Following are some steps that you can take to resolve conflicts with your managers.
- Don’t make a plan without talking to your manager first. This one has always been a huge hurdle for me, given that I’m so tactical and immediately start thinking in flowcharts and mock-ups as soon as I’m presented with a problem. But it’s imperative that you not come up with a fixed plan of action on a goal without first conferring with the manager who is going to be responsible for making that plan a reality. The greatest risk here is that you talk through a project with your peers or—yikes—your boss and set some level of expectation that you feel pressure to meet. No offense, but your idea could be off-base, and when it comes to tactics, managers who report to you are better sources than your boss. They actually do it every day.
- Answer the “Why?” question first. When you first roll out a new project to your manager, come with a sheet of desired metrics or goals and a quick synopsis of the benefits to the company. A PowerPoint is probably overkill here; just tell the manager what the company wants to accomplish in general terms. The correct starting point is: “The company is going to outsource some desktop support in the third quarter, and we need to get some user environments standardized,” not “We’re moving to Office XP, so go shop for some upgrade prices.” Make it clear that the goals are not negotiable, but the path to them is still to be determined.
- Compare notes. Have a follow-up meeting with your manager in a few days and evaluate what he or she has come up with. This is one context where I think it’s best to tone down the manager/employee vibe and just collaborate. This atmosphere lets you present your own ideas in a way that your manager won’t resent.
- Be sure to include some input from your manager. The worst thing you can do is ask someone what he or she thinks and then completely blow off the person’s ideas. With managers, this risk is amplified, because they think a lot—maybe more than you know. Even if some of the feedback is pretty far off, mold some of your manager’s ideas into usable forms and include them in the plan. If everything you hear is just wacko, you have a deeper problem than just the project.

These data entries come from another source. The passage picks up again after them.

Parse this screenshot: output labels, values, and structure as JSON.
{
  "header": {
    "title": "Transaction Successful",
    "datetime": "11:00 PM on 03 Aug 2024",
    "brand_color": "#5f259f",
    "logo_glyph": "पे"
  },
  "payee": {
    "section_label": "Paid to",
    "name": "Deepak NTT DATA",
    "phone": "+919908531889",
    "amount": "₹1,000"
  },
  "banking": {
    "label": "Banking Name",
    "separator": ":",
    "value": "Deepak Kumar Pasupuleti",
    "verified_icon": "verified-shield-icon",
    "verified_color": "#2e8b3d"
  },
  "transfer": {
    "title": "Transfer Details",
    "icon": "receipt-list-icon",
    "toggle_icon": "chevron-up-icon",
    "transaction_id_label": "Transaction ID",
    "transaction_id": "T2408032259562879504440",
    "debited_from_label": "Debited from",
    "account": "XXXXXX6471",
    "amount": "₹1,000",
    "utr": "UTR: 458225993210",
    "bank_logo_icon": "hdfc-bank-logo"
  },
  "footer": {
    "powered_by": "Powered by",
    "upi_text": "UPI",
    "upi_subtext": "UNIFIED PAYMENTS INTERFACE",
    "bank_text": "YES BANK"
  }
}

- Look out for the “Just tell me what to do” response. This is the big red flag that you’ve probably gone too far and actually are “micromanaging” your manager into frustration and maybe even fatalism. You don’t want managers to do what you tell them; you want them to understand your goals and then go make them happen (believe me, it’s a lot less work). If managers just throws up their hands and check out of a project, you can bet the ground-zero staff is going to do the same thing, and you’ll find yourself pounding out Java code to meet a deadline instead of coming up with your next big idea.